# First job as a line chef.



## pipipluuup (Jul 13, 2012)

Hi, I have a trial day as a line chef at Wagamama on Sunday, 11-3.
I've never actually had any experience as a chef or anything like that before, but I'm really enthusiastic about it and I've waitressed and worked in a fish & chip shop for 3 years so I have the customer service bit down.
Does anyone have any advice for me? I really, really want this job and I really want to make a good impression but I'm scared as I have no experience at being a line chef...or any chef at all, really!


----------



## pipipluuup (Jul 13, 2012)

Anyone? I'm sorry to be pushy, but I'm just pretty nervous and I really want to do well...


----------



## modchef (May 17, 2012)

There was a decent post similar to this not long ago, at http://www.cheftalk.com/t/70495/fir...hen-do-s-and-donts-what-to-expect#post_387405

I've seen a lot of nervous, excited stages. The simplest advice I can give you is to ask (smart) questions about whatever you're asked to do, and then do your dangdest to execute it exactly how you're shown. There's nothing worse than a stage who's so anxious to impress that they don't take the time to understand what you want, take an hour cutting all your carrots for the night wrong (come on obliques aren't THAT hard) and then make more work for the rest of the line. I'd much rather spend a few extra minutes explaining and demo'ing what I want so you can do it correctly and actually contribute to service. This also isn't the time to try to wow them with your creativity. Consistency is paramount for a good kitchen and what separates the best line cooks from the rest. You're more likely to impress if you show that you can follow direction and execute what you're asked to.
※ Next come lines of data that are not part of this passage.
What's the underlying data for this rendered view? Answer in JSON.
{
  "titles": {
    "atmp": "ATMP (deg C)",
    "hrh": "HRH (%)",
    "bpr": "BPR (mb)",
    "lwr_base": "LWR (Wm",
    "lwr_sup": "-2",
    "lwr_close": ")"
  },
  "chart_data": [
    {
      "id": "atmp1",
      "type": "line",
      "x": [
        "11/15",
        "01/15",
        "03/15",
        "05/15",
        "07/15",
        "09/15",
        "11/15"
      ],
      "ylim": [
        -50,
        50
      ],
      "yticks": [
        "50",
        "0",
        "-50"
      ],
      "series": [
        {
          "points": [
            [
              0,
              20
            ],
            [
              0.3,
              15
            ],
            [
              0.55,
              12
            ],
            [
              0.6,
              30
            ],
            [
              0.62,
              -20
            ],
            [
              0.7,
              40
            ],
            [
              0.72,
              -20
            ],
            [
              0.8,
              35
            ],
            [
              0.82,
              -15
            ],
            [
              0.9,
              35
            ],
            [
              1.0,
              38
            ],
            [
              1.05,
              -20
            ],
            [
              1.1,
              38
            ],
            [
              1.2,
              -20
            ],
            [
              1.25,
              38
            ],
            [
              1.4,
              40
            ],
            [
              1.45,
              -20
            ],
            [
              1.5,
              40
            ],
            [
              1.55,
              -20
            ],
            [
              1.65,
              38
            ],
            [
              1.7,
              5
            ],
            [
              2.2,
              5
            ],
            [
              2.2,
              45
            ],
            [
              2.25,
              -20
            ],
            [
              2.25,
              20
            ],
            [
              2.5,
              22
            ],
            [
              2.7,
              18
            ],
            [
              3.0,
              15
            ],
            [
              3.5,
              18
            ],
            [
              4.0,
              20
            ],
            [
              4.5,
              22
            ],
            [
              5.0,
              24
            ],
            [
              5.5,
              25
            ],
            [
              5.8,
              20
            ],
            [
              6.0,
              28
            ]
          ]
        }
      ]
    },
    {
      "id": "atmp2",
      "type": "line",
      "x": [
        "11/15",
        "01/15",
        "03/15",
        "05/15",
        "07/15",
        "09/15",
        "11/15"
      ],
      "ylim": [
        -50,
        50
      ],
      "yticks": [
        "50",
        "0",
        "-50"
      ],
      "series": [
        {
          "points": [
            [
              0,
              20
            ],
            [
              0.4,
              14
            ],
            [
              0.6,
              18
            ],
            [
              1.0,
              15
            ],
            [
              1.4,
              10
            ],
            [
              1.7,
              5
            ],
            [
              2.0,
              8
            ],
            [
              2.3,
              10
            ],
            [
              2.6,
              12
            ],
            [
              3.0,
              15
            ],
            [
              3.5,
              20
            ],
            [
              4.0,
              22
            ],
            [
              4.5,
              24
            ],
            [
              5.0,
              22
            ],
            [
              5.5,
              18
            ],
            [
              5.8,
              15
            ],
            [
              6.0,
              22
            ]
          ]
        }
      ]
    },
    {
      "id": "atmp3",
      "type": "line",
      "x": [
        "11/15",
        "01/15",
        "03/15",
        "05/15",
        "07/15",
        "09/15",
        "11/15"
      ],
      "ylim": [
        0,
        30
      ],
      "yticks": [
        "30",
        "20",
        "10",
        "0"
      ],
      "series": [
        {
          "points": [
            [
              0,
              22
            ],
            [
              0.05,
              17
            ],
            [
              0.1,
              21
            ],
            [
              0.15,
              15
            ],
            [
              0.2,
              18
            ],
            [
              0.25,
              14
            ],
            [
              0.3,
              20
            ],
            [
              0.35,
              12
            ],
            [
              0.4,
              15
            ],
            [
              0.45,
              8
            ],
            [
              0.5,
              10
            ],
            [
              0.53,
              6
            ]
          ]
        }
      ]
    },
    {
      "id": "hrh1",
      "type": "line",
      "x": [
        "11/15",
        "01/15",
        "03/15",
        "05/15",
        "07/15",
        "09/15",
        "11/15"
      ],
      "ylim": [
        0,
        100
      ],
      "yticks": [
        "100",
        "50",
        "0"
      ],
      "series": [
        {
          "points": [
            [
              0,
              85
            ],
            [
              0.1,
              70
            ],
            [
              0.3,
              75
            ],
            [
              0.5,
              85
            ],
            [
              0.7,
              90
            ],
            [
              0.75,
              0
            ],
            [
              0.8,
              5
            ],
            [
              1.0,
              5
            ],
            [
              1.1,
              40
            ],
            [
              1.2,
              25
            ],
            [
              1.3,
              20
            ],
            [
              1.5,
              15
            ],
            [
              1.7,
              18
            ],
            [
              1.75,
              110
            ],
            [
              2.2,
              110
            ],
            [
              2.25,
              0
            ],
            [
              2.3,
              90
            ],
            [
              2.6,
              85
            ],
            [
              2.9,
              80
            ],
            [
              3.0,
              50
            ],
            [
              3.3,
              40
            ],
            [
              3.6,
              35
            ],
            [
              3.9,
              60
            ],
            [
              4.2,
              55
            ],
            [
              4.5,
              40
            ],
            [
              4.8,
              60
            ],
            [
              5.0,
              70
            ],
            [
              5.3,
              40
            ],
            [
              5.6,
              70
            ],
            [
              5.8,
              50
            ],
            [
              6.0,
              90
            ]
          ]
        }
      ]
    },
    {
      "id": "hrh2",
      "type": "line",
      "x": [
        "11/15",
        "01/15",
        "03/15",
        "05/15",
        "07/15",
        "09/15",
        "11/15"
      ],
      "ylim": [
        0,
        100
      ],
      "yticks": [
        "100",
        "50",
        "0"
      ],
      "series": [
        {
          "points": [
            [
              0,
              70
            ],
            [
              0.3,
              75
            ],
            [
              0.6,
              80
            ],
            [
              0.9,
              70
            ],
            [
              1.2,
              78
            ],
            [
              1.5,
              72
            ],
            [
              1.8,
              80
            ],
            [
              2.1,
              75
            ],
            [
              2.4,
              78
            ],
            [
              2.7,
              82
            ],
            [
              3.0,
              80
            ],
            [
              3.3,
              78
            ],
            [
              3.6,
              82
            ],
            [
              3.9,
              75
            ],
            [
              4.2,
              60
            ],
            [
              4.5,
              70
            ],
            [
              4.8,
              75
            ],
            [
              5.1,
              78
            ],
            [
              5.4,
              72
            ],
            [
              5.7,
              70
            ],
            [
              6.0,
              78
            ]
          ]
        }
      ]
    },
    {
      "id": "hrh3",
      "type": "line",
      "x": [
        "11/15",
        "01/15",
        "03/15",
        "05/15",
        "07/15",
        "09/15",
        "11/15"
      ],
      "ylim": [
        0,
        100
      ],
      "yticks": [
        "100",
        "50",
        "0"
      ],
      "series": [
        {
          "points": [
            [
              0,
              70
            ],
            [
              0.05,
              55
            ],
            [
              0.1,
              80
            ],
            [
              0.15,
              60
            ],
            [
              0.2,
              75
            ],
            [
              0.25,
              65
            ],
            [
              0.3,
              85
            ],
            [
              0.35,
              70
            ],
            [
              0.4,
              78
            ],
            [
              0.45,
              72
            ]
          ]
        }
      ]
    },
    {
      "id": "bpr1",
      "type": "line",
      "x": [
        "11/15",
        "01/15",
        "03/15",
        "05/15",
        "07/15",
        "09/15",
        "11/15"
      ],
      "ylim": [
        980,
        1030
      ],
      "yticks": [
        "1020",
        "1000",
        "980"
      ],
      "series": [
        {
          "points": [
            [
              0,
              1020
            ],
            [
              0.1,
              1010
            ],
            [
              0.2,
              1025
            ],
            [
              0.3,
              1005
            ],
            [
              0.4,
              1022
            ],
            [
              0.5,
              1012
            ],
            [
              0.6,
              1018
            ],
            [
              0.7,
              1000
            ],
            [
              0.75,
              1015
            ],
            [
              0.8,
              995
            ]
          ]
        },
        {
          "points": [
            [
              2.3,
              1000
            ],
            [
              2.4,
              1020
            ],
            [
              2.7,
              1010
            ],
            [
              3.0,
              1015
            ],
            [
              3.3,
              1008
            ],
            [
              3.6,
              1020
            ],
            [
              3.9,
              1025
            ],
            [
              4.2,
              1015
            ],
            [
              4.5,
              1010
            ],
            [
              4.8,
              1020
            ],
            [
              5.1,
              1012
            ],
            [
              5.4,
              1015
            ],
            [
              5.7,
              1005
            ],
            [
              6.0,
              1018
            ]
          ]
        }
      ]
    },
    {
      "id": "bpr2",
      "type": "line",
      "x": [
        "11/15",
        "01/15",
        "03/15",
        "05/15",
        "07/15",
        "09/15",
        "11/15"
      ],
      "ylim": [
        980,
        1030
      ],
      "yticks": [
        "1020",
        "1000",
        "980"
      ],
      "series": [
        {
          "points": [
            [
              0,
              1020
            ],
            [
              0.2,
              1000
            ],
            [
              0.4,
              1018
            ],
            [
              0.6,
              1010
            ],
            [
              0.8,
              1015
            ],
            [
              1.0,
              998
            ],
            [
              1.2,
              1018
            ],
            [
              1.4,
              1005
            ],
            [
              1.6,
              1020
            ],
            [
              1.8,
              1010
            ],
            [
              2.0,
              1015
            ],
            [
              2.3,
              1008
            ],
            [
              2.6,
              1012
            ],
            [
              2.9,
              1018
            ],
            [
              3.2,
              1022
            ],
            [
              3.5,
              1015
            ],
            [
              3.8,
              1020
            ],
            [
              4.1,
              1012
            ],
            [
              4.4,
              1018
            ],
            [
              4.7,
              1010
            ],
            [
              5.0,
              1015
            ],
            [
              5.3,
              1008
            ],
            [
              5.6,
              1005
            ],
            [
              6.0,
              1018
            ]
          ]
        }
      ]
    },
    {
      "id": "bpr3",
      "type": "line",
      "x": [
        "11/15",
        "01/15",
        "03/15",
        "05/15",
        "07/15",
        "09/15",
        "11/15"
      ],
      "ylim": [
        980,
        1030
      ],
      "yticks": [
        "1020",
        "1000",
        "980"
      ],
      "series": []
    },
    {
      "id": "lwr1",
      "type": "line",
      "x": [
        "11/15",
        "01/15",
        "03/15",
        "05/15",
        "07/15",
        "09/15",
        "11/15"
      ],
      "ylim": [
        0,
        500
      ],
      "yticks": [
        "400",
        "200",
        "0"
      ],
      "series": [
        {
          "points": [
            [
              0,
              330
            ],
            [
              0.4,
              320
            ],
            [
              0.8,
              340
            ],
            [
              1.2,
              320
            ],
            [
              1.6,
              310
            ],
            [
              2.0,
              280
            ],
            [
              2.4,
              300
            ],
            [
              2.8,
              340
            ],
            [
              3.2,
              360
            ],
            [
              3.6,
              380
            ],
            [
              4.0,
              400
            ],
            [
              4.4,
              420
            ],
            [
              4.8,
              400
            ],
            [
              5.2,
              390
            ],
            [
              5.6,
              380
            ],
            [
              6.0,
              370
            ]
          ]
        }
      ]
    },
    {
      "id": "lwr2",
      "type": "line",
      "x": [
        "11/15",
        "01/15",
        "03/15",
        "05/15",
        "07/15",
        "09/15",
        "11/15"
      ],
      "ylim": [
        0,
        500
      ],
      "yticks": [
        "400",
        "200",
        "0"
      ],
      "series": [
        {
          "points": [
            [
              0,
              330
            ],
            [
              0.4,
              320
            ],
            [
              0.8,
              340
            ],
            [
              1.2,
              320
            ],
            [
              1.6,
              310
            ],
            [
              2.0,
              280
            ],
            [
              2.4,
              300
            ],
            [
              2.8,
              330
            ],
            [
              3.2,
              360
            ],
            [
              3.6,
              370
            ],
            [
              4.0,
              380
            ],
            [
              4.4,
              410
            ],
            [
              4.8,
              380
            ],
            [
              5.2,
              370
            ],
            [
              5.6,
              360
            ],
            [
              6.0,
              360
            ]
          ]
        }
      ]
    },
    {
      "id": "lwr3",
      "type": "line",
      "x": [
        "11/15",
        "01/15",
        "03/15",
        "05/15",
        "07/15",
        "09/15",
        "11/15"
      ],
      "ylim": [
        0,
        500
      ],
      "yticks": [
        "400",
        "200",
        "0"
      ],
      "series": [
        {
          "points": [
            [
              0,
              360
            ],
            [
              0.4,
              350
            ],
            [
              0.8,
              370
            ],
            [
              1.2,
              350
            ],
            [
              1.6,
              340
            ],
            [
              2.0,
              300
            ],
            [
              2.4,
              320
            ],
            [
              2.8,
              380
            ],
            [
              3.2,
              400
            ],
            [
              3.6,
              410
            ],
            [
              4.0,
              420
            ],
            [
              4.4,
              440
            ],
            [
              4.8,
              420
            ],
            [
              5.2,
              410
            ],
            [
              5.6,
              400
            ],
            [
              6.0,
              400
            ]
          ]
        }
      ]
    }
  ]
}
Work as hard and fast as you're able, ask the right questions, don't screw up. Piece of cake, right? Let us know how it goes.


----------



## cacioepepe (Apr 3, 2011)

If you're going in with a positive attitude, a certain amount of skill, and some humility you should be fine.  Like modchef said, do what they ask you, do it correctly and do it in a timely manner.  Be straightforward in your questions and your responses.  If you don't know how to do something, say it.  Don't fake the funk.  Kitchens want someone that can learn to do stuff their way, not someone who thinks they know whats best.  Remember this is the BOH, not the FOH.  Don't lean, cross your arms or look bored.  Ask for something to do.  Ask another cook if they need something.  As long as the restaurant knows you have no experience and are appreciative of your drive to learn it, could be a wonderful relationship.


----------



## cacioepepe (Apr 3, 2011)

And yes....let us know how it goes!


----------



## pipipluuup (Jul 13, 2012)

Thanks very much, the extent of my skill is occasionally cooking meals at home. I can chop vegetables and cook noodles (which is pretty much most of what I'll be doing, I think) but that's about it. I've never sliced or dice meat or anything.
I just hope I do well enough to impress or for them to think I'm at least competent enough to keep on. That's all I want, really. Again, I've no experience in this area at all, but it's something I really want to try out.


----------